大きいだけの港は非常に入り組んだ場所にあって、大きな船では着岸が難しく、また西側から吹く強い風の影響で、毎日のように海が荒れる。いったん時化に入ると、地元の漁師でも船を出さないという、荒々しい海だ。
ただ広い港は倉庫の規模が大きく、しかも賃貸料が安いため利用されているが、実際に足を踏み入れる船乗りたちには、非常に評判が悪かった。
長い航海の後にたどり着いても、大して遊ぶところが無く、言い寄る女たちは皆、どこかしら陰気で、二言目には「自分を連れて行って」などと言い出す。たちの悪い女などは一度寝たくらいで「子供が出来た」と言い出す始末だ。
気軽に楽しく遊べる他の港とは、まったく質の違う港。ここで気軽に遊ぼうと思ったら、女をヒトと思わないか、よほど気をつけるかの、どちらかしかない。
荷物を降ろしても、ろくに遊べもせず、積み換えに利用するだけでは、船乗りたちのやる気も失せようというもの。だから彼らは、早々に仕事を済ませて、この港を離れようとする。
北と西の二方向を険しい山に、南を厳しい海に囲まれている。東の道など船乗りたちには必要がない。
町の人々は他者を受け入れる温かさを持たず、それどころか隙あらば利用しようとてぐすねを引いている。
こういう町の造りがそうさせるのか、ここに住む者には独特の暗さがあった。
町全体に閉塞感があるため、人々は排他的で、ことのほか差別意識が強い。
身分に対する考え方も古く、領主である侯爵夫妻が、今だにここまで絶対的な権力を誇っている場所を、泰成はほかに知らない。
荒々しい海を渡ってくる船の出入りが唯一の収入だというのに、町の人々は彼らがよそ者だといって、差別的な視線を向ける。そんな町で、元より陽気な船乗りたちに、はしゃげという方がどだい無理な話だ。
倉庫街の飲み屋で泰成が出会った船乗りたちには、なにか無理矢理に騒いでいるような、空々しさがあった。
これでは彼らに「行き止まりの町」と呼ばれても仕方ない。
「その上、いまやこの有様だからな」
泰成は店のドアに手を掛けたまま、今度は北側から町を見つけた。
いつもは陰気に町を行き交う人々さえ、なりを潜めて。静まり返った夕暮れの町には、人影が見当たらない。

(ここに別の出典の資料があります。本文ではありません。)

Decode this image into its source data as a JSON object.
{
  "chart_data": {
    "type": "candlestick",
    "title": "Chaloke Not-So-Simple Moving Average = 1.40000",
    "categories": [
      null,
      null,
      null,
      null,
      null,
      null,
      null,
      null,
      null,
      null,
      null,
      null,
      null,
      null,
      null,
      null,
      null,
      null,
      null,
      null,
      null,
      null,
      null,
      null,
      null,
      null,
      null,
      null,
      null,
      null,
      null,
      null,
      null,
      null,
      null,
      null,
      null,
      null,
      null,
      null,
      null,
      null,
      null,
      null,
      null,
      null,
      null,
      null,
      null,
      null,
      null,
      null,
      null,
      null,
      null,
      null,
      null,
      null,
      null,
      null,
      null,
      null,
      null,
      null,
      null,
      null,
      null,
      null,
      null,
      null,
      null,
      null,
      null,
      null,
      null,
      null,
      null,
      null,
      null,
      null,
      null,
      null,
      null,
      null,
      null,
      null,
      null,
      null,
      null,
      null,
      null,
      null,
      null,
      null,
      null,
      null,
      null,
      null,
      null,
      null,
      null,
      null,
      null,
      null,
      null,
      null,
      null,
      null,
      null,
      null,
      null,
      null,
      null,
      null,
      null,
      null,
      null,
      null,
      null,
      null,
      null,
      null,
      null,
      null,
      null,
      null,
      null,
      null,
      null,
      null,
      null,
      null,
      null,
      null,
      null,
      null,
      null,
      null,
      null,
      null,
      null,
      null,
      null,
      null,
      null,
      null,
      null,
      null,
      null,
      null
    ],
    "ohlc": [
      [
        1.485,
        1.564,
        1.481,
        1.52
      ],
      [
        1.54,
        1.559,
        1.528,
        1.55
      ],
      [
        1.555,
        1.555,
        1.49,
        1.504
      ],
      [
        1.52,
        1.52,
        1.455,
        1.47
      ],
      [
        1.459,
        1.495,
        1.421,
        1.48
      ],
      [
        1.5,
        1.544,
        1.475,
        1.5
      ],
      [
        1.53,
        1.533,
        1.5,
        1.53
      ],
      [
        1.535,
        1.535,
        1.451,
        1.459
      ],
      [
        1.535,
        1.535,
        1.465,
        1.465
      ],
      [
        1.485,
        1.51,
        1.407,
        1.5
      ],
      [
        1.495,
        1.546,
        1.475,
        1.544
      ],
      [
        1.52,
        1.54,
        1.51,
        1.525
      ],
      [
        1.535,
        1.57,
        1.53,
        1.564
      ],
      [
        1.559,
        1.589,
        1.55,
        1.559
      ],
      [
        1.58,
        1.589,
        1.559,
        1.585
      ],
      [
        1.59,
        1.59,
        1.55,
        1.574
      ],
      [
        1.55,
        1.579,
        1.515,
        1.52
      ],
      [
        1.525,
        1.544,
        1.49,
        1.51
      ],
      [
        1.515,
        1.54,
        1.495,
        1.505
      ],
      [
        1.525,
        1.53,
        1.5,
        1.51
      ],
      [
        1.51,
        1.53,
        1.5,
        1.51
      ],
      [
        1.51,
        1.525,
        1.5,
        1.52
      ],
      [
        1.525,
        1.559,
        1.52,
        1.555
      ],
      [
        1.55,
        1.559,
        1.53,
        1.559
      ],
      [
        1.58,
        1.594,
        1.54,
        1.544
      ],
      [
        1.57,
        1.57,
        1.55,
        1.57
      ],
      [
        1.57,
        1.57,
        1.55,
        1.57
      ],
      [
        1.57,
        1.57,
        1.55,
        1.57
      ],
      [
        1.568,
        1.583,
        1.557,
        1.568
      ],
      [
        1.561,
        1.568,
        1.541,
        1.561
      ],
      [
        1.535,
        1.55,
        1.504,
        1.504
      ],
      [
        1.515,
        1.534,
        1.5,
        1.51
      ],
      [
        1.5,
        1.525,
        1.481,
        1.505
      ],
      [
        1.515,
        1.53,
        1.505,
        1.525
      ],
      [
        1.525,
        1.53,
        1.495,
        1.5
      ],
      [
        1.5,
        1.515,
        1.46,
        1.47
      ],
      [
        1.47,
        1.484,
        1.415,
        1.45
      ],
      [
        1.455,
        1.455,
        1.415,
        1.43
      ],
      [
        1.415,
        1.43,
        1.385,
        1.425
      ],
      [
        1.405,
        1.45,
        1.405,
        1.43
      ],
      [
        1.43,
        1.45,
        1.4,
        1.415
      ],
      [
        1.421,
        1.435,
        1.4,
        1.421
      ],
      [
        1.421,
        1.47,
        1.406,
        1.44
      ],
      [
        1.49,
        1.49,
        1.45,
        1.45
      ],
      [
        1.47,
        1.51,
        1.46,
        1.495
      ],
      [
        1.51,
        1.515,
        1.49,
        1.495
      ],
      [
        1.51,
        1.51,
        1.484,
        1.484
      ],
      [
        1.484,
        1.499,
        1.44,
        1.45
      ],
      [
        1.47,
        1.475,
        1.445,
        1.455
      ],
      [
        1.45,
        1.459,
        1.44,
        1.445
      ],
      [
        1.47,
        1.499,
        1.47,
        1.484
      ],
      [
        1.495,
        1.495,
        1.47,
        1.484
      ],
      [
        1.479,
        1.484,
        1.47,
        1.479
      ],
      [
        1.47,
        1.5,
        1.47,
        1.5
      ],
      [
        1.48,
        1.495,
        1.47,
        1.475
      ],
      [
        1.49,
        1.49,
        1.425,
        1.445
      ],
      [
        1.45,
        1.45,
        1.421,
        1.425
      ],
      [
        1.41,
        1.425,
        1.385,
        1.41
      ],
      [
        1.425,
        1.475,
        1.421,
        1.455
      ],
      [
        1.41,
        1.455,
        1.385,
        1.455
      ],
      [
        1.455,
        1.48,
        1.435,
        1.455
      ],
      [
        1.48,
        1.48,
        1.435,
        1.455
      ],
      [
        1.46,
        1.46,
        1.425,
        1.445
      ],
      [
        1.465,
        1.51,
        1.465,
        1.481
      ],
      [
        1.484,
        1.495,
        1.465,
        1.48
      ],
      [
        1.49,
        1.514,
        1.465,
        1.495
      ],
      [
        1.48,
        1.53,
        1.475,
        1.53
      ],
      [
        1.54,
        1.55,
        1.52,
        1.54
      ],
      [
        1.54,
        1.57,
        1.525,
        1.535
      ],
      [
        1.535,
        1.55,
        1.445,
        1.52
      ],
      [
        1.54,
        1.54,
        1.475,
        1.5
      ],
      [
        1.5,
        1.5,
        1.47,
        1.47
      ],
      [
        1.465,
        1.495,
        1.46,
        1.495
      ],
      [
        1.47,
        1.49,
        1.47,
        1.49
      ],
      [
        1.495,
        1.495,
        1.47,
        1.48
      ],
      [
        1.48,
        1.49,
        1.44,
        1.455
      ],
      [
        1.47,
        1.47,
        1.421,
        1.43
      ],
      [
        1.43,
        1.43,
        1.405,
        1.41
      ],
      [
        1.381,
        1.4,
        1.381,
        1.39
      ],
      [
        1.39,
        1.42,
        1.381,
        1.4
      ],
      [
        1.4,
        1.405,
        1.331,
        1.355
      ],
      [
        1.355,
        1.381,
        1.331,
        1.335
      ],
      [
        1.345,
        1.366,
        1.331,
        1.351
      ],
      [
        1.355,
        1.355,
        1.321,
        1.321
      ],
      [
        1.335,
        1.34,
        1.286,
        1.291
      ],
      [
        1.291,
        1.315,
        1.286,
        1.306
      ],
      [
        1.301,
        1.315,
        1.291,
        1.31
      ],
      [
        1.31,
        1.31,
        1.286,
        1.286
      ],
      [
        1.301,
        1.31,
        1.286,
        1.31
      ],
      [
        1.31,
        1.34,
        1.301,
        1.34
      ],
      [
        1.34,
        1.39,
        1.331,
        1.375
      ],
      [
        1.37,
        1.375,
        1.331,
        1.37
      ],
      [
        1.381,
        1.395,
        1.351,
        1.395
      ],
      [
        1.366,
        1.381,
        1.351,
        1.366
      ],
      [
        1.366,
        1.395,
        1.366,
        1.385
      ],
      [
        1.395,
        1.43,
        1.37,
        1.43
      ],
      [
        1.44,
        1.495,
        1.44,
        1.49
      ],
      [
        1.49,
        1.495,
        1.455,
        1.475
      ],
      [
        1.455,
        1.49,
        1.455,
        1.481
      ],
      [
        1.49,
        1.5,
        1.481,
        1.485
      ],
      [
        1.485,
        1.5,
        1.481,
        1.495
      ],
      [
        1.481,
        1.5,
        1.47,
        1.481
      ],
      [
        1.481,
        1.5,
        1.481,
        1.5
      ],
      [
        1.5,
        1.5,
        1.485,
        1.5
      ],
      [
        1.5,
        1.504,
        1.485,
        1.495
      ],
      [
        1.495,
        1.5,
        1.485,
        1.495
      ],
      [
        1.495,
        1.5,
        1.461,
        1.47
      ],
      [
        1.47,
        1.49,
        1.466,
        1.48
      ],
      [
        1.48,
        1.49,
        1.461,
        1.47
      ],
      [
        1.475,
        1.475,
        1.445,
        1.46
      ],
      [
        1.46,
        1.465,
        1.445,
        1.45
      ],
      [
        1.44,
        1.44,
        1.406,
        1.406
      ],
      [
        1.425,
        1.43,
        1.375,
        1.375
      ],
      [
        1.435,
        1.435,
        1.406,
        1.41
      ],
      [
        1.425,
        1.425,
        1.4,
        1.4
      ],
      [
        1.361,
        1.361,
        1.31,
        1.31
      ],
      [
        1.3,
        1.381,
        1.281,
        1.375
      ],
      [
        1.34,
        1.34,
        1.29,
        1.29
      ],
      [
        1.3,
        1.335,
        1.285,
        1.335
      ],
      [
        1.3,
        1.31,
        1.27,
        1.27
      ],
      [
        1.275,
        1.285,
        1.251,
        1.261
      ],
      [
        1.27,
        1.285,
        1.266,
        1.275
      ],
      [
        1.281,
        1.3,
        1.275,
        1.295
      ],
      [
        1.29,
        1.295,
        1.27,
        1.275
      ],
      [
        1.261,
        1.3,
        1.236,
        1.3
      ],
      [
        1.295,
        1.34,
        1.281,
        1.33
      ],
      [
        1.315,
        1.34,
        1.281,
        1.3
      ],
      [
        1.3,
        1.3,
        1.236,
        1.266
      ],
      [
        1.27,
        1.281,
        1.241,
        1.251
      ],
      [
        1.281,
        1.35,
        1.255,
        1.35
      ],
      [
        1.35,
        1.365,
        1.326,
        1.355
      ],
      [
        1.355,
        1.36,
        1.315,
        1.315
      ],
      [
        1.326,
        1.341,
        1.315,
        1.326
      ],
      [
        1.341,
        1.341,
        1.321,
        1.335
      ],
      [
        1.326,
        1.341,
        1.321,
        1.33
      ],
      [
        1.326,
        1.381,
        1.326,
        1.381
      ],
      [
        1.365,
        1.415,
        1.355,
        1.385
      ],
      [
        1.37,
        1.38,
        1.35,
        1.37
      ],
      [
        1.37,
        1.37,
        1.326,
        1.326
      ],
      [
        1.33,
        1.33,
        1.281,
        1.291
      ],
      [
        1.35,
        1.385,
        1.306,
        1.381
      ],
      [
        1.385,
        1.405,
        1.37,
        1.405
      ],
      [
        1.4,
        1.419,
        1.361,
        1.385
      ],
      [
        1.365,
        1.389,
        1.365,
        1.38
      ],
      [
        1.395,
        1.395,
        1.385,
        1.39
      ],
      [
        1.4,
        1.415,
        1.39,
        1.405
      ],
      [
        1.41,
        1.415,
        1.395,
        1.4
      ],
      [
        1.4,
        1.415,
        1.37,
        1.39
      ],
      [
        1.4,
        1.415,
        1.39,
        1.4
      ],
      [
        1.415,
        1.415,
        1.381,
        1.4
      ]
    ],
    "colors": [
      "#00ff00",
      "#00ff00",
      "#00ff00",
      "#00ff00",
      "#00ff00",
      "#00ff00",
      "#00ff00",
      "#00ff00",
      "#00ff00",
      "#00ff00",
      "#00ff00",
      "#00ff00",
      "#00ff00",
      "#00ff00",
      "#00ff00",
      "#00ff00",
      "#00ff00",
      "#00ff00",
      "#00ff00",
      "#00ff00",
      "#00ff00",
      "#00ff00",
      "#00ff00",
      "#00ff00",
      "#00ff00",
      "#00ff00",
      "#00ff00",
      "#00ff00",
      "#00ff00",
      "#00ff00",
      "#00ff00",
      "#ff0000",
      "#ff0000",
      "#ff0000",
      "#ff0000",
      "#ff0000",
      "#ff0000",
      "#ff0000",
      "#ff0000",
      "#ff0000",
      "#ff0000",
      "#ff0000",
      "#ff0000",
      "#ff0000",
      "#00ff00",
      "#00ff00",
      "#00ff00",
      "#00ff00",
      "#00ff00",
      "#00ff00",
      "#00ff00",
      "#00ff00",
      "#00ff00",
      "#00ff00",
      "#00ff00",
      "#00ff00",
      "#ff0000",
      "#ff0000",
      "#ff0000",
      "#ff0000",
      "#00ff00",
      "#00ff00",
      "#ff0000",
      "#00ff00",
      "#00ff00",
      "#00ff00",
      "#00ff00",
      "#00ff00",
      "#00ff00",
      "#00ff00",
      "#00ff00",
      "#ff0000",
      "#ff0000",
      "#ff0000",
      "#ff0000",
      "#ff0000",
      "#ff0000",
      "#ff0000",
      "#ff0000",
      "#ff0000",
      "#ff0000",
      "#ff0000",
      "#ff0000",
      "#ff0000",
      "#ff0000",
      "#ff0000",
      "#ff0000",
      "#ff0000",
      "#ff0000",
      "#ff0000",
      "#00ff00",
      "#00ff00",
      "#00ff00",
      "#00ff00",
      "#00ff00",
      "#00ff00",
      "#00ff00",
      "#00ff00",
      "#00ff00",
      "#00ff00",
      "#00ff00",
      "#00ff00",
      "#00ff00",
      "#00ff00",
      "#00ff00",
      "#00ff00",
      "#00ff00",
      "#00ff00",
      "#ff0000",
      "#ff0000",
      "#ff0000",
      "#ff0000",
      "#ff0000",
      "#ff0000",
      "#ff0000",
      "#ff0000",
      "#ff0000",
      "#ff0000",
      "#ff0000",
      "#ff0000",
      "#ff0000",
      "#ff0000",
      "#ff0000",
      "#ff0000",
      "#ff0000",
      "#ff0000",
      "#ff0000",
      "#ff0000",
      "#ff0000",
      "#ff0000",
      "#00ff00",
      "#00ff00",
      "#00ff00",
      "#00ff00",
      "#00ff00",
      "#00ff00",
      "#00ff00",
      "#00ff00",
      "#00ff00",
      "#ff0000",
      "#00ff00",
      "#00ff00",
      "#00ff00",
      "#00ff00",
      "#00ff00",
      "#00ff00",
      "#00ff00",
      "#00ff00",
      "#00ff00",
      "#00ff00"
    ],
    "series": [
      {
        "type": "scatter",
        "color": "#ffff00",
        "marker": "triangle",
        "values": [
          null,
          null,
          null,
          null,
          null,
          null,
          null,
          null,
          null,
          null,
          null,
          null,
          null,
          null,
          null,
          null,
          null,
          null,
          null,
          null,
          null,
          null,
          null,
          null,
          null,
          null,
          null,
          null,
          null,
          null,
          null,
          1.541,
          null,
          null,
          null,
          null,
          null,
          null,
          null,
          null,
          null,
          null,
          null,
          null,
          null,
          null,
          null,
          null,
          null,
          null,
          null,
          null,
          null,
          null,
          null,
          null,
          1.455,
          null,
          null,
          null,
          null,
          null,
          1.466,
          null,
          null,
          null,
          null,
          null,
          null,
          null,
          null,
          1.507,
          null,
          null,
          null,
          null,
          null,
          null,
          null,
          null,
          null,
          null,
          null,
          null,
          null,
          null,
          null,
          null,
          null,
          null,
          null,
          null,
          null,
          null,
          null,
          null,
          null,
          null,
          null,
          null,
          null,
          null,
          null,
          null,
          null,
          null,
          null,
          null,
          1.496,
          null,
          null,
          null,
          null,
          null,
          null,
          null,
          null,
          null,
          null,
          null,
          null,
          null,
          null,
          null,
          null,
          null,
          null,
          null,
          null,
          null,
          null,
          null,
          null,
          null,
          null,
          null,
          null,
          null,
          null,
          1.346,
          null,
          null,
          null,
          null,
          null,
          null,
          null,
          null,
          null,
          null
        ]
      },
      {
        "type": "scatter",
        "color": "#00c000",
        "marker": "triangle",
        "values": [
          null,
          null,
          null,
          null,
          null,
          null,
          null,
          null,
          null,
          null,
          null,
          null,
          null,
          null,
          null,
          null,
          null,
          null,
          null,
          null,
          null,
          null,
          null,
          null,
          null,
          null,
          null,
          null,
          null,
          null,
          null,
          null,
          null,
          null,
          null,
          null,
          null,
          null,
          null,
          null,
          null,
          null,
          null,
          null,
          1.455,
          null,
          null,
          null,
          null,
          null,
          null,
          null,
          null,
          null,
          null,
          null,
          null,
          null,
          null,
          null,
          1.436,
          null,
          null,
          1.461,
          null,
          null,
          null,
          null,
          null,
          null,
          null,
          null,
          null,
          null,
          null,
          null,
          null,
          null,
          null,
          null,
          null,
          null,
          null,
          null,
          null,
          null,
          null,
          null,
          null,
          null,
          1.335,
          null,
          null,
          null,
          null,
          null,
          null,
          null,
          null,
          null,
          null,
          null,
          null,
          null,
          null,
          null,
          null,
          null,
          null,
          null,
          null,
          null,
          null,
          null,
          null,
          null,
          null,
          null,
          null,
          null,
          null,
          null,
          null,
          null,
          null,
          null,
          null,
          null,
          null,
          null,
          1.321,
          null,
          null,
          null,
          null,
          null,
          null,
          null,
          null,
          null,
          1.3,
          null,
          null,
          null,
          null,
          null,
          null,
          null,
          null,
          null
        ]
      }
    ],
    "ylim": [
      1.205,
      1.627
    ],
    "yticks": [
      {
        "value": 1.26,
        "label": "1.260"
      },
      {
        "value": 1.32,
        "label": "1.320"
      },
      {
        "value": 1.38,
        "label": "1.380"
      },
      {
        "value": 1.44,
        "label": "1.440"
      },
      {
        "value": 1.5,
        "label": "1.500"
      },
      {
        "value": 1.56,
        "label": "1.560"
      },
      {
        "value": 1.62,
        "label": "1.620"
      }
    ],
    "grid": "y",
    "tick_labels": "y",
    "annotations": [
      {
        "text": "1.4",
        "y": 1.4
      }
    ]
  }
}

通り沿いの家から飛び出そうとした子供が、中にいる母親か何かから襟をつかまれ、引き戻されていた。
泰成は肩を竦める。
どうやらこの状況でも飲みに出るのは、船乗りと自分くらいらしかった。
「…やってるんだろうな、おい」
ゆっくり扉を開けてみる。
この町で唯一ほっとさせられた店。年老いた店主が、顔を覗かせた泰成に向かって「いらっしゃい」と、穏やかに微笑んだ。
驚くような話だが、この町で笑顔を向けてくれる店は、さっきの少女がいた飯屋と、いま泰成がいるパブだけなのだ。
二ヶ月も足止めを食っているので、暇つぶしにうろうろと歩き回ったのだから、間違いない。
あとは彼の滞在しているホテルの支配人くらいか。支配人は他の町から派遣されている人物で、着任してまだ五年ほどだと言っていた。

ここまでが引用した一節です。